In 1943 the Division was reorganized into three geographic and two functional branches: Hawaii and the Philippine Islands, Alaska, and Puerto Rico and the Virgin Islands, Legal, and Administrative.
In 1949, the Division's administrative responsibilities were expanded to include Guam by Executive Order 10077 and made effective July 1, 1950 by Executive Order 10137. In 1950, the Office of Territories was established and the functions of the Division were transferred to the Office by the Secretarial Order No. 2577.
The first Director of Territories was Ernest Gruening, who served from 1934 to 1939, and later served as the territorial governor of Alaska and then as one of the first senators elected from Alaska upon statehood.
The major publication from the Division is the Annual Reports of the Department of the Interior that has a section on the Division of Territories and Island Possessions written by the Director outlining the Division's activities over the past fiscal year. Additionally, the Division published general information serial pamphlets on Puerto Rico, the Virgin Islands, and the Territories of Alaska and Hawaii, and later general information on the Trust Territory. The Division also published specific reports pertaining to Alaska's postwar period and road and agricultural development efforts, as well as a report on surplus property of its administrative areas.

Office of Territories

In 1950, the Division's name was changed to the Office of Territories and the office's work was significantly reduced in 1952 after Puerto Rico attained commonwealth status and in 1959 Alaska and Hawaii were granted statehood.

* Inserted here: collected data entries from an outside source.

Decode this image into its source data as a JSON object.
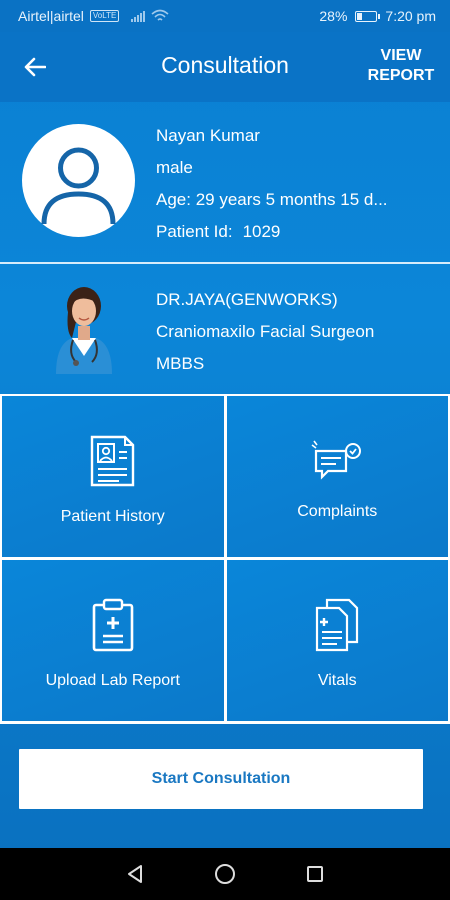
{
  "status_bar": {
    "carrier": "Airtel|airtel",
    "volte": "VoLTE",
    "battery": "28%",
    "battery_level": 0.28,
    "time": "7:20 pm"
  },
  "header": {
    "title": "Consultation",
    "view_report_line1": "VIEW",
    "view_report_line2": "REPORT"
  },
  "patient": {
    "name": "Nayan Kumar",
    "gender": "male",
    "age": "Age: 29 years 5 months 15 d...",
    "id_label": "Patient Id:",
    "id_value": "1029"
  },
  "doctor": {
    "name": "DR.JAYA(GENWORKS)",
    "specialty": "Craniomaxilo  Facial Surgeon",
    "degree": "MBBS"
  },
  "tiles": [
    {
      "label": "Patient History",
      "icon": "patient-history-icon"
    },
    {
      "label": "Complaints",
      "icon": "complaints-icon"
    },
    {
      "label": "Upload Lab Report",
      "icon": "clipboard-icon"
    },
    {
      "label": "Vitals",
      "icon": "vitals-document-icon"
    }
  ],
  "actions": {
    "start_consultation": "Start Consultation"
  },
  "colors": {
    "primary": "#0b7ed0",
    "header": "#0a73c6",
    "button_text": "#1a78c2"
  }
}
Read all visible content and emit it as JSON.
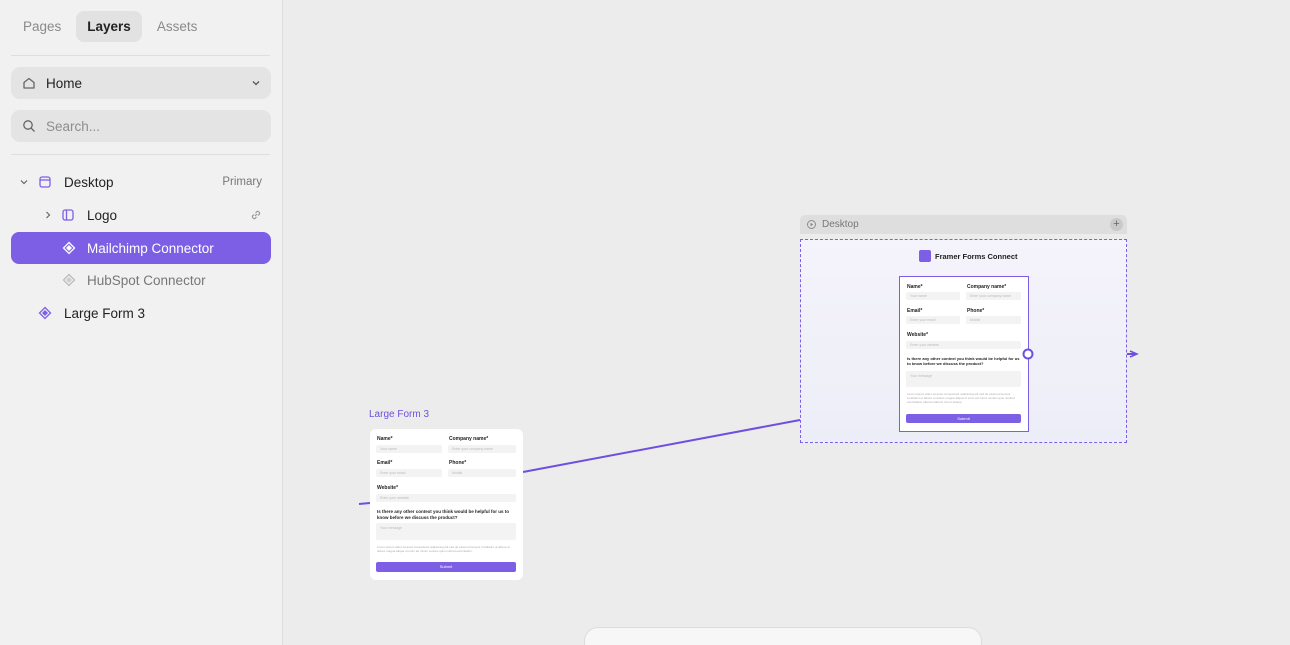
{
  "sidebar": {
    "tabs": [
      "Pages",
      "Layers",
      "Assets"
    ],
    "page_select": "Home",
    "search_placeholder": "Search...",
    "tree": {
      "desktop": {
        "label": "Desktop",
        "aside": "Primary"
      },
      "logo": {
        "label": "Logo"
      },
      "mailchimp": {
        "label": "Mailchimp Connector"
      },
      "hubspot": {
        "label": "HubSpot Connector"
      },
      "large_form": {
        "label": "Large Form 3"
      }
    }
  },
  "canvas": {
    "desktop_frame": {
      "header": "Desktop",
      "brand": "Framer Forms Connect",
      "form": {
        "name_label": "Name*",
        "name_placeholder": "Your name",
        "company_label": "Company name*",
        "company_placeholder": "Enter your company name",
        "email_label": "Email*",
        "email_placeholder": "Enter your email",
        "phone_label": "Phone*",
        "phone_placeholder": "Mobile",
        "website_label": "Website*",
        "website_placeholder": "Enter your website",
        "question": "Is there any other context you think would be helpful for us to know before we discuss the product?",
        "message_placeholder": "Your message",
        "fine_print": "Lorem ipsum dolor sit amet consectetur adipiscing elit sed do eiusmod tempor incididunt ut labore et dolore magna aliqua ut enim ad minim veniam quis nostrud exercitation ullamco laboris nisi ut aliquip.",
        "submit": "Submit"
      }
    },
    "large_form": {
      "title": "Large Form 3",
      "name_label": "Name*",
      "name_placeholder": "Your name",
      "company_label": "Company name*",
      "company_placeholder": "Enter your company name",
      "email_label": "Email*",
      "email_placeholder": "Enter your email",
      "phone_label": "Phone*",
      "phone_placeholder": "Mobile",
      "website_label": "Website*",
      "website_placeholder": "Enter your website",
      "question": "Is there any other context you think would be helpful for us to know before we discuss the product?",
      "message_placeholder": "Your message",
      "fine_print": "Lorem ipsum dolor sit amet consectetur adipiscing elit sed do eiusmod tempor incididunt ut labore et dolore magna aliqua ut enim ad minim veniam quis nostrud exercitation.",
      "submit": "Submit"
    }
  },
  "colors": {
    "accent": "#7d5fe6",
    "canvas": "#ececec",
    "sidebar": "#f1f1f1"
  }
}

Office of Territorial Affairs

In 1971, the Office of Territories was temporarily abolished and administration was coordinated by a Deputy Assistant Secretary for Territorial Affairs in the Office of the Assistant Secretary for Public Land Management. In 1973, the agency was reconstituted as the Office of Territorial Affairs, which remained the designation until 1980, when an Office of Assistant Secretary for Territorial and International Affairs was created.
Today, the Interior Department, through the Office of Insular Affairs, continues to be responsible for the outlying insular areas including American Samoa, Guam, the U.S. Virgin Islands, and the Northern Mariana Islands.